[tlhIngan Hol] veQpu' or veQmey ?

Will Martin willmartin2 at mac.com
Sat May 18 15:33:08 PDT 2019


The thing to keep in mind is that in Klingon, the {wIj/wI’} and {pu’/Du’/mey} determination is like linguistic gender. It’s not a literal comment as to whether a specific entity is a body part or capable of language. It is arbitrary and usually fits the general guideline of body part/language capable/other. That doesn’t mean every noun always lives up to the guideline. 

If you have a noun and you don’t know its typical gender, use the guideline, but if you have a noun with an established gender, like De’wI’mey, which Okrand has given us, you don’t abandon the known gender because of a specific instance. It doesn’t matter if a specific entity is assigned to a noun that doesn’t fit the guideline, that noun keeps the known gender. 

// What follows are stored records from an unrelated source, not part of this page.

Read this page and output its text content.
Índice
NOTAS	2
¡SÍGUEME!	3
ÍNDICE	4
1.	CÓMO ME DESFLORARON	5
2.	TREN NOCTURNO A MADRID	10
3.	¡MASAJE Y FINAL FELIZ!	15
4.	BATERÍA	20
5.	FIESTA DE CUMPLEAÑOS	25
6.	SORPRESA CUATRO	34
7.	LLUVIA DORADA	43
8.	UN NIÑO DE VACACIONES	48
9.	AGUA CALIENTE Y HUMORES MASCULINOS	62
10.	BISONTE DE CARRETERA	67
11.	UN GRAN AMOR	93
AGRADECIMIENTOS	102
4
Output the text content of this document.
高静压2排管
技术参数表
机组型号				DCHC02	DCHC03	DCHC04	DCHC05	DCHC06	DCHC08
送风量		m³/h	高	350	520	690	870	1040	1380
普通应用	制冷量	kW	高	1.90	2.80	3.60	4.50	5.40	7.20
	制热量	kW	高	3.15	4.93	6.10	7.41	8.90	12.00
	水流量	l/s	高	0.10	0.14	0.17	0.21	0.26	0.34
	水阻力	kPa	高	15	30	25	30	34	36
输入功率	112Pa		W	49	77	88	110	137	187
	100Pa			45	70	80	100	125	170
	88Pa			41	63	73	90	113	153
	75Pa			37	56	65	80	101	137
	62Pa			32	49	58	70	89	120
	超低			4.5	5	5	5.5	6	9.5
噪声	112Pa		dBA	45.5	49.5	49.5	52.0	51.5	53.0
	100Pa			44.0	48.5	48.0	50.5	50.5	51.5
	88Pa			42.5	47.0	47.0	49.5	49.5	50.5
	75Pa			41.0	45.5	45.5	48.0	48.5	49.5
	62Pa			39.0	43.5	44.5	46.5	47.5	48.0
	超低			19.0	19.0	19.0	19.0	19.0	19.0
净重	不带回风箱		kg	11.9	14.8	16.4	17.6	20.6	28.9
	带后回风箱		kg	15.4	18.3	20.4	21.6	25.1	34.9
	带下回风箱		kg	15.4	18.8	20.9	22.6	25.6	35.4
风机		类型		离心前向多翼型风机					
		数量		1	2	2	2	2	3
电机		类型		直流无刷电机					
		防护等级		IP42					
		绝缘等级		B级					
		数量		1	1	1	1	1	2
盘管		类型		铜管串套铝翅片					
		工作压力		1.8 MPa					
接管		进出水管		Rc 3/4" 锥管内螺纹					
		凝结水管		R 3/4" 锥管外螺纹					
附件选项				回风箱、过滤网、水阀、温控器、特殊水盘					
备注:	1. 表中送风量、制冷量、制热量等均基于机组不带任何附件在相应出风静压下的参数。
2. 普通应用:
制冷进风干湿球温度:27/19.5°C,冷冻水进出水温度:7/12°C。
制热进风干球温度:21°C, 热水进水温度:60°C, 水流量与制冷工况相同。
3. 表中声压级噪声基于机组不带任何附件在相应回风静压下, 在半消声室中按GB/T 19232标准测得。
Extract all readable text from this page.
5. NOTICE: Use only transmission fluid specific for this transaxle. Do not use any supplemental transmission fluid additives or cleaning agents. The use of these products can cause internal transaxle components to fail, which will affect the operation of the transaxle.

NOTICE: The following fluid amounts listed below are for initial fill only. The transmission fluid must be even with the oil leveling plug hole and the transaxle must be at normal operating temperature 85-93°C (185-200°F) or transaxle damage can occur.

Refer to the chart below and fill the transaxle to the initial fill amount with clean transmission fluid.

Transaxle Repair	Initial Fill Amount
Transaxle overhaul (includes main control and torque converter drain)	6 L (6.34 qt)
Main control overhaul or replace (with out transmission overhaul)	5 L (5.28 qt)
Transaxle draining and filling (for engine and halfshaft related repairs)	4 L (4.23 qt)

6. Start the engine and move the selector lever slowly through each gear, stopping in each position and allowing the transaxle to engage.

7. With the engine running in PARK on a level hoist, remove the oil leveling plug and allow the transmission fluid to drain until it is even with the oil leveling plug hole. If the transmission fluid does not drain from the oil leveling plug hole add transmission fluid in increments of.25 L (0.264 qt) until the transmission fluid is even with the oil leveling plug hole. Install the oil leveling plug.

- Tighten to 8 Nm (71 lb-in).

Someone who dearly loves their pair of parrots may use {-pu’}, but everyone, including the speaker knows that it’s grammatically wrong. 

Sent from my iPhone. 
charghwI’

> On May 17, 2019, at 2:18 AM, Rhona Fenwick <qeslagh at hotmail.com> wrote:
> 
> ghItlhpu' mayqel:
> > A Star Trek script writer, comes to you and says: I want you to
> > translate in klingon, the phrase "kahless, my light".
> > Suppose that the "my light" is used metaphorically; would you use
> > {qeylIS, tamghaywIj} or {qeylIS, tamghaywI'} ?
> 
> Others have given good canon-based answers that basically show the most common practice among Klingons is to use the suffixes grammatically appropriate to the literal meaning of the noun - so, tamghaywIj - but that context or individual preference may play a part. Personally, a priori I'd prefer tamghaywIj.
> 
> With that said, context might send me in the other direction if necessary. For instance, in my translation of Shota Rustaveli's The Man in the Panther Skin, for instance, I've run up against this problem hard. In Rustaveli's original poem, formulaic metaphors are extremely common, but often obtuse to the point of incomprehensibility: Georgian sada indoni brol-vardsa / sarven gišrisa sarita literally means "where the Indians surround the crystal and rose with arbour of jet", but it's actually a complex metaphor for the beauty of Avtandil's beloved Tinatin. Because this happens so very often in the text, I decided to break with the more common practice and help the reader out by occasionally making use of prescriptively "incorrect" affixes as a device to signal some of these metaphors overtly. lomo "o (my) lion!" (referring to Avtandil) I rendered in one place as 'o 'IwwI' "o my blood!", and in another place I rendered "narcissuses" (referring to Tinatin's eyes) as SeparDu'Daj "her separ-stones". However, this practice was a contextual decision made for this specific text and for very specific reasons. I wouldn't counsel a learner to do so as a matter of course.